The Federal Communications Commission ruled that the two functions can't be separated: cable broadband is simply an information service. The U.S. Court of Appeals for the Ninth Circuit disagreed, saying that for purposes of Internet access, cable companies are telecommunications services. But where the law isn't clear, courts are supposed to defer to the judgment of the administrative agency that has expertise in the area, as long as that judgment is reasonable. This the court of appeals did not do, because it had decided the issue before the FCC weighed in. One likely outcome of the Brand X case, then, was that the Supreme Court would send it back to the Ninth Circuit for a more deferential look at the FCC's reasoning.
Instead, six justices (in an opinion by Clarence Thomas) said that the FCC's decision to relieve cable broadband providers of virtually any regulation, in the supposed interest of free-market economics, wasn't unreasonable. Three dissenting justices, led by Antonin Scalia, disagreed, saying that the FCC, in attempting to "establish a whole new regime of nonregulation," had given an implausible interpretation of the relevant law.
The Brand X decision, which consists mostly of dry arguments over administrative law, may be best remembered for its analogy to pizza delivery.
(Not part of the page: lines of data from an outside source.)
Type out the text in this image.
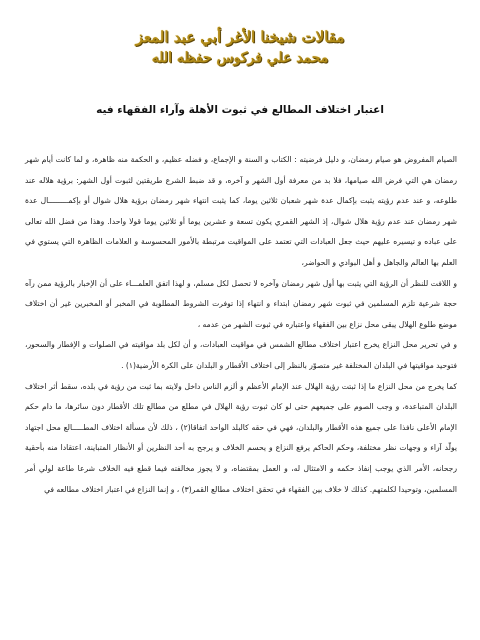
مقالات شيخنا الأغر أبي عبد المعز
محمد علي فركوس حفظه الله
اعتبار اختلاف المطالع في ثبوت الأهلة وآراء الفقهاء فيه

الصيام المفروض هو صيام رمضان، و دليل فرضيته : الكتاب و السنة و الإجماع، و فضله عظيم، و الحكمة منه ظاهرة، و لما كانت أيام شهر رمضان هي التي فرض الله صيامها، فلا بد من معرفة أول الشهر و آخره، و قد ضبط الشرع طريقتين لثبوت أول الشهر: برؤية هلاله عند طلوعه، و عند عدم رؤيته يثبت بإكمال عدة شهر شعبان ثلاثين يوما، كما يثبت انتهاء شهر رمضان برؤية هلال شوال أو بإكمـــــــــال عدة شهر رمضان عند عدم رؤية هلال شوال، إذ الشهر القمري يكون تسعة و عشرين يوما أو ثلاثين يوما قولا واحدا. وهذا من فضل الله تعالى على عباده و تيسيره عليهم حيث جعل العبادات التي تعتمد على المواقيت مرتبطة بالأمور المحسوسة و العلامات الظاهرة التي يستوي في العلم بها العالم والجاهل و أهل البوادي و الحواضر،

و اللافت للنظر أن الرؤية التي يثبت بها أول شهر رمضان وآخره لا تحصل لكل مسلم، و لهذا اتفق العلمـــاء على أن الإخبار بالرؤية ممن رآه حجة شرعية تلزم المسلمين في ثبوت شهر رمضان ابتداء و انتهاء إذا توفرت الشروط المطلوبة في المخبر أو المخبرين غير أن اختلاف موضع طلوع الهلال يبقى محل نزاع بين الفقهاء واعتباره في ثبوت الشهر من عدمه ،

و في تحرير محل النزاع يخرج اعتبار اختلاف مطالع الشمس في مواقيت العبادات، و أن لكل بلد مواقيته في الصلوات و الإفطار والسحور، فتوحيد مواقيتها في البلدان المختلفة غير متصوّر بالنظر إلى اختلاف الأقطار و البلدان على الكرة الأرضية(١) .

كما يخرج من محل النزاع ما إذا ثبتت رؤية الهلال عند الإمام الأعظم و ألزم الناس داخل ولايته بما ثبت من رؤية في بلده، سقط أثر اختلاف البلدان المتباعدة، و وجب الصوم على جميعهم حتى لو كان ثبوت رؤية الهلال في مطلع من مطالع تلك الأقطار دون سائرها، ما دام حكم الإمام الأعلى نافذا على جميع هذه الأقطار والبلدان، فهي في حقه كالبلد الواحد اتفاقا(٢) ، ذلك لأن مسألة اختلاف المطـــــالع محل اجتهاد يولّد آراء و وجهات نظر مختلفة، وحكم الحاكم يرفع النزاع و يحسم الخلاف و يرجح به أحد النظرين أو الأنظار المتباينة، اعتقادا منه بأحقية رجحانه، الأمر الذي يوجب إنفاذ حكمه و الامتثال له، و العمل بمقتضاه، و لا يجوز مخالفته فيما قطع فيه الخلاف شرعا طاعة لولي أمر المسلمين، وتوحيدا لكلمتهم. كذلك لا خلاف بين الفقهاء في تحقق اختلاف مطالع القمر(٣) ، و إنما النزاع في اعتبار اختلاف مطالعه في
The cable industry claims to be purely an information service because it offers Internet access "only in conjunction with particular applications and functions." Justice Scalia likened this to a pizzeria's assertion that it does not offer delivery - "but if you order a pizza from us, we'll bake it for you and then we'll bring it to your house."
"The logical response to this," Scalia said, "would be something on the order of, 'so, you do offer delivery.' But our pizza-man may continue to deny the obvious and explain, paraphrasing the FCC and the Court: 'No, even though we bring the pizza to your house, we are not actually "offering" you delivery,'" because the delivery is "part and parcel" of the pizza-at-home service. Scalia mused: "A reasonable customer would conclude at that point that his interlocutor was either crazy or following some too-clever-by-half legal advice."
In the wake of the Brand X decision, telephone companies that offer broadband (and that are clearly telecommunications services) will be pressing the FCC to re-categorize them also as "information services," thus further monopolizing Internet access and driving out smaller providers (including nonprofit ones). The cable industry, on the other hand, argues that there will still be lots of consumer choice, as wireless and other new technologies begin to compete with broadband. In the end, Congress may resolve the issue through new legislation that overrules the FCC's monopoly-friendly reading of the current telecommunications law.